Praetorian Building32.781220 -96.798222
DALLAS — Plans for a large implosion have rattled the faithful at St. Jude Catholic Chapel, a quiet refuge tucked between historic buildings in the heart of downtown Dallas.
“We are concerned with the demolition so close by,” said Annette Taylor of the Archdiocese of Dallas.
Steps away from the chapel, which opened in 1968, crews are prepping to implode the 15-story Praetorian Building on Main Street. The empty office tower, built in 1908, was once considered Dallas’ first skyscraper, yet its owners plan to tear it down as early as this summer.
“It’s going to be happening,” said Michael Tregoning, chief financial officer at Dallas-based Headington Oil. “We’ve been planning this for a long time.”
Headington Oil owns the property and also developed the Joule Hotel across the street. Tregoning said he hopes to implode the building sometime between late summer and early fall.
Yet demolition plans are troubling neighbors, who complain they’ve been largely left in the dark about specifics and any potential impact.
“It’s definitely going to cause some havoc,” said Tom McGill, owner of the Sol Irelandes restaurant, which sits feet from the tower. “I just want them to level with us! Tell us what’s going on.”
The Archdiocese said neither the city nor the developer has contacted the Church about the demolition plans.
“I think people in our construction office were a bit surprised that we’ve heard nothing,” Annette Taylor said.
What’s also unclear is what will replace the Praetorian. Its demolition comes as the Joule undergoes a year-long, $78 million expansion.
Meanwhile, crews have been removing asbestos from the tower for weeks.
Already, neighbors are growing irritated. Plywood partitions now cover a pedestrian pathway that doubles as patio seating for restaurants. McGill said it’s driving away his patio business and compares it to dining in a “shed.”
“It’s a big turn-off, because you miss the whole ambiance of being outside in downtown Dallas,” McGill said.
He and others worry the problems will only grow as the implosion date approaches. Rumors have swirled that demolition crews will close off that pedestrian pathway altogether, and businesses might have to shut down.
“They’ve already told me I’m going to be shut down,” said Scott Taylor, who owns a newsstand on the pathway. “It’s just going to look like a war zone for an extended period of time.”
Property owners also worry an implosion could damage neighboring buildings dating back more than a century.
The Catholic church worries about rattling delicate mosaics in its chapel.
Scott Taylor and others would prefer crews dismantle the building slowly — floor-by-floor — instead of in a single, big explosion.

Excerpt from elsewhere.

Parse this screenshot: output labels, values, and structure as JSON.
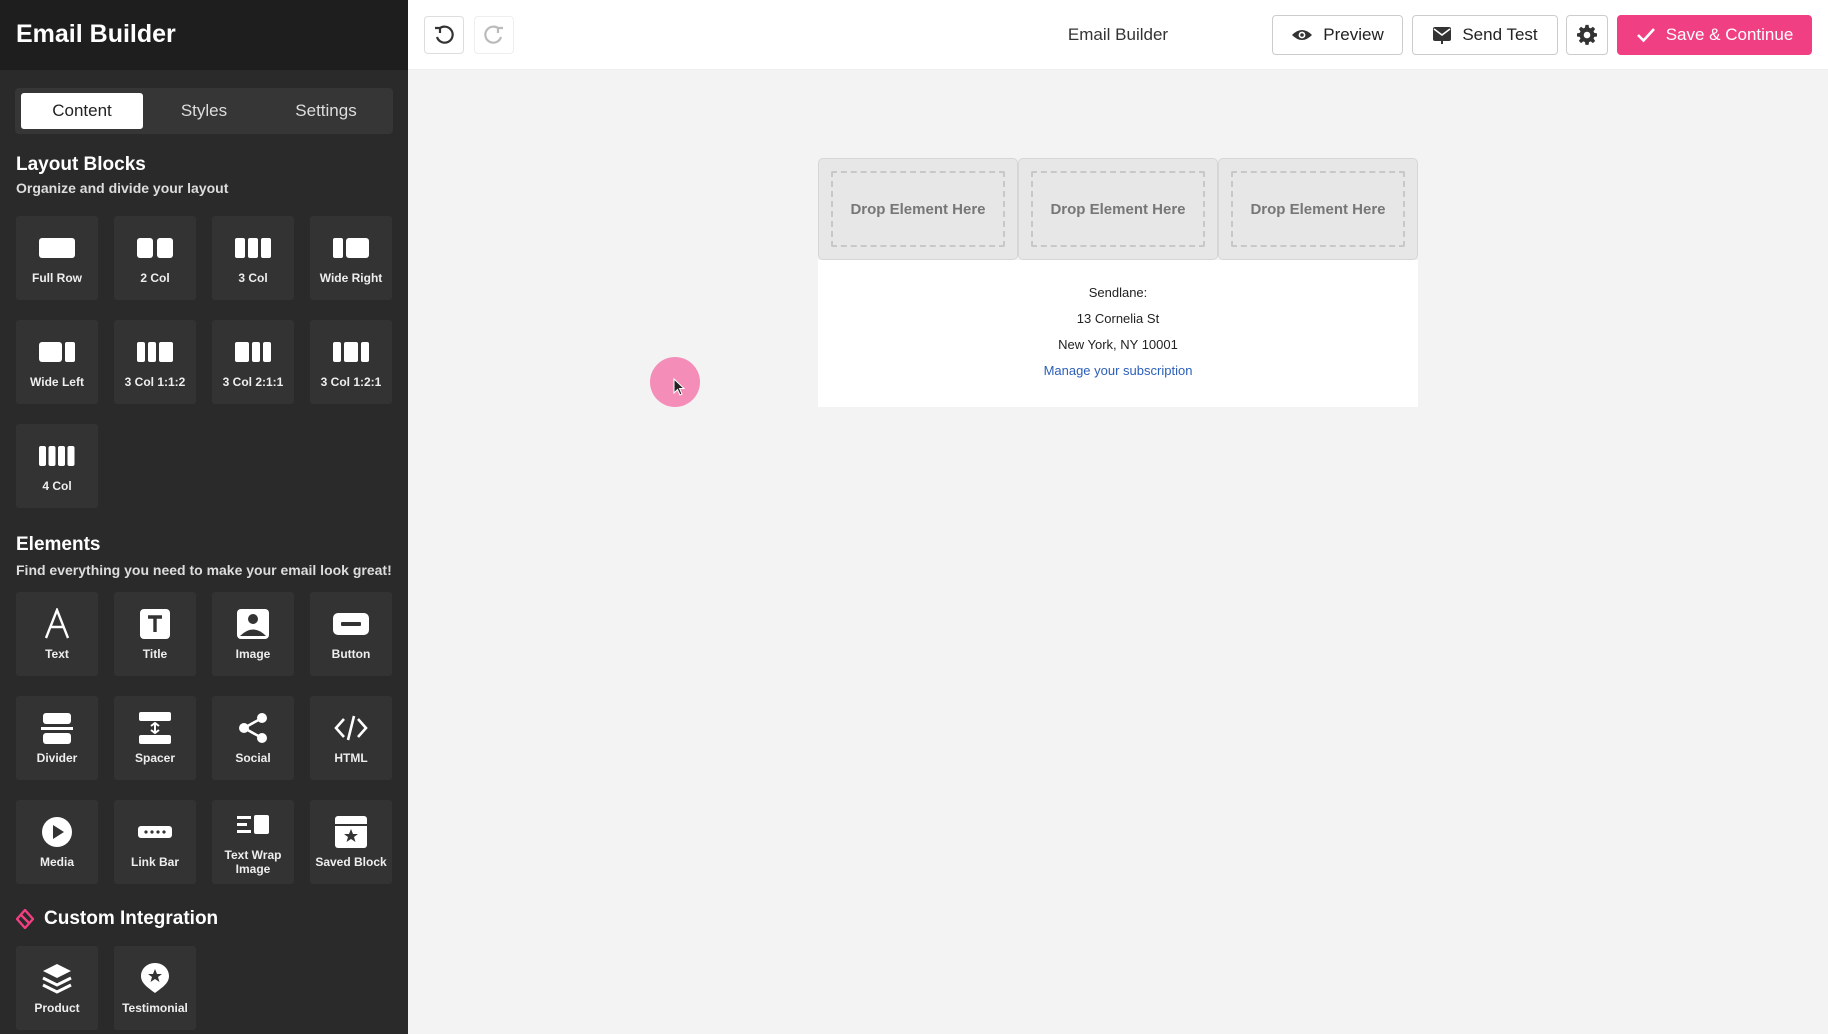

“It’s the fear of the impact it’s going to have on the area,” he said.
Tregoning insists his company has been very clear with neighbors about the implosion.
“We have gone to great lengths to make people comfortable,” he said. “We have a huge investment downtown; we certainly don’t want to dilute the value of the block.”

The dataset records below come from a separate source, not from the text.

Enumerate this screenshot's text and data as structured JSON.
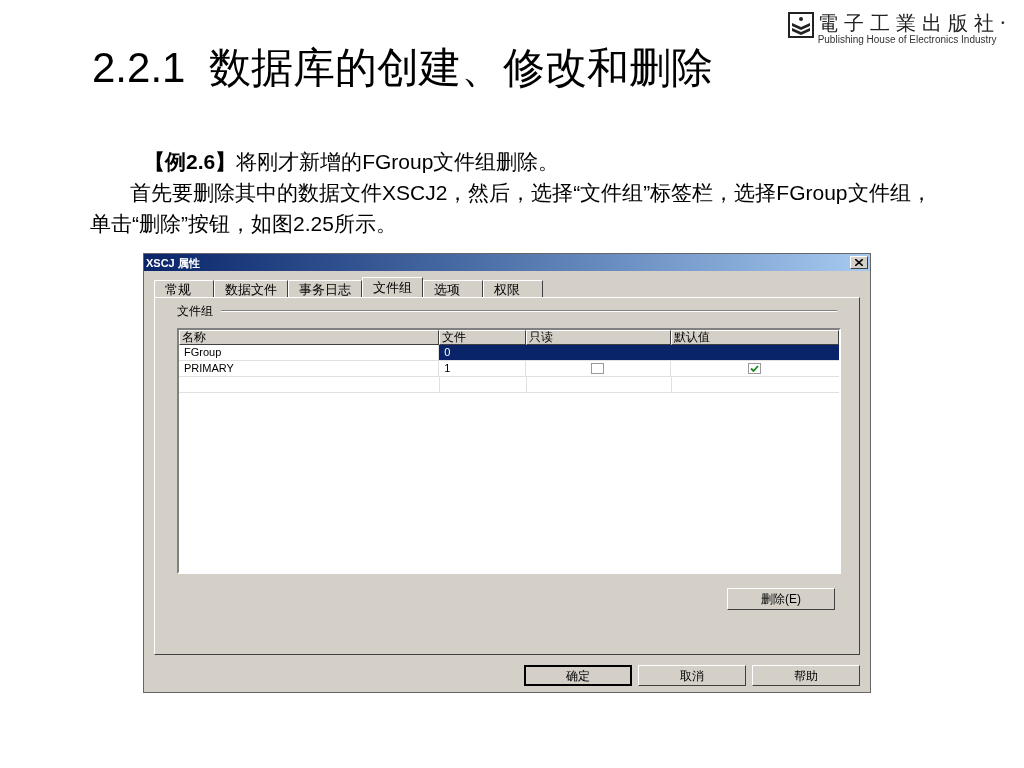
{
  "publisher": {
    "name": "電子工業出版社·",
    "subtitle": "Publishing House of Electronics Industry"
  },
  "title": "2.2.1  数据库的创建、修改和删除",
  "paragraphs": [
    "**【例2.6】**将刚才新增的FGroup文件组删除。",
    "首先要删除其中的数据文件XSCJ2，然后，选择“文件组”标签栏，选择FGroup文件组，单击“删除”按钮，如图2.25所示。"
  ],
  "dialog": {
    "title": "XSCJ 属性",
    "tabs": [
      {
        "label": "常规",
        "selected": false
      },
      {
        "label": "数据文件",
        "selected": false
      },
      {
        "label": "事务日志",
        "selected": false
      },
      {
        "label": "文件组",
        "selected": true
      },
      {
        "label": "选项",
        "selected": false
      },
      {
        "label": "权限",
        "selected": false
      }
    ],
    "group_label": "文件组",
    "table": {
      "columns": [
        "名称",
        "文件",
        "只读",
        "默认值"
      ],
      "rows": [
        {
          "name": "FGroup",
          "files": "0",
          "selected": true
        },
        {
          "name": "PRIMARY",
          "files": "1",
          "selected": false,
          "read_only": false,
          "default": true
        }
      ]
    },
    "delete_button": "删除(E)",
    "buttons": [
      {
        "label": "确定",
        "default": true
      },
      {
        "label": "取消",
        "default": false
      },
      {
        "label": "帮助",
        "default": false
      }
    ]
  }
}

Although he insisted the demolition plan is very well thought out and has been approved by the city, he couldn’t provide any details about whether nearby streets will be blocked or whether businesses will be asked to close.
“I’m not sure what’s going to be blocked,” he told News 8. “It must be a slow news day; all of this has been answered so many times.”
Later, Mikel Bowers, an attorney for the company, called News 8 to say the demolition plan is, in fact, “still evolving.”
Bowers denied that neighbors have been left in the dark. He said engineers have expressed that an implosion will not damage nearby buildings, nor should it seriously interrupt business.
“There will be no closing of businesses,” Bowers said, adding the pedestrian pathway will remain open. “Pedestrians will be able to move through there... We are making the area better, in our opinion.”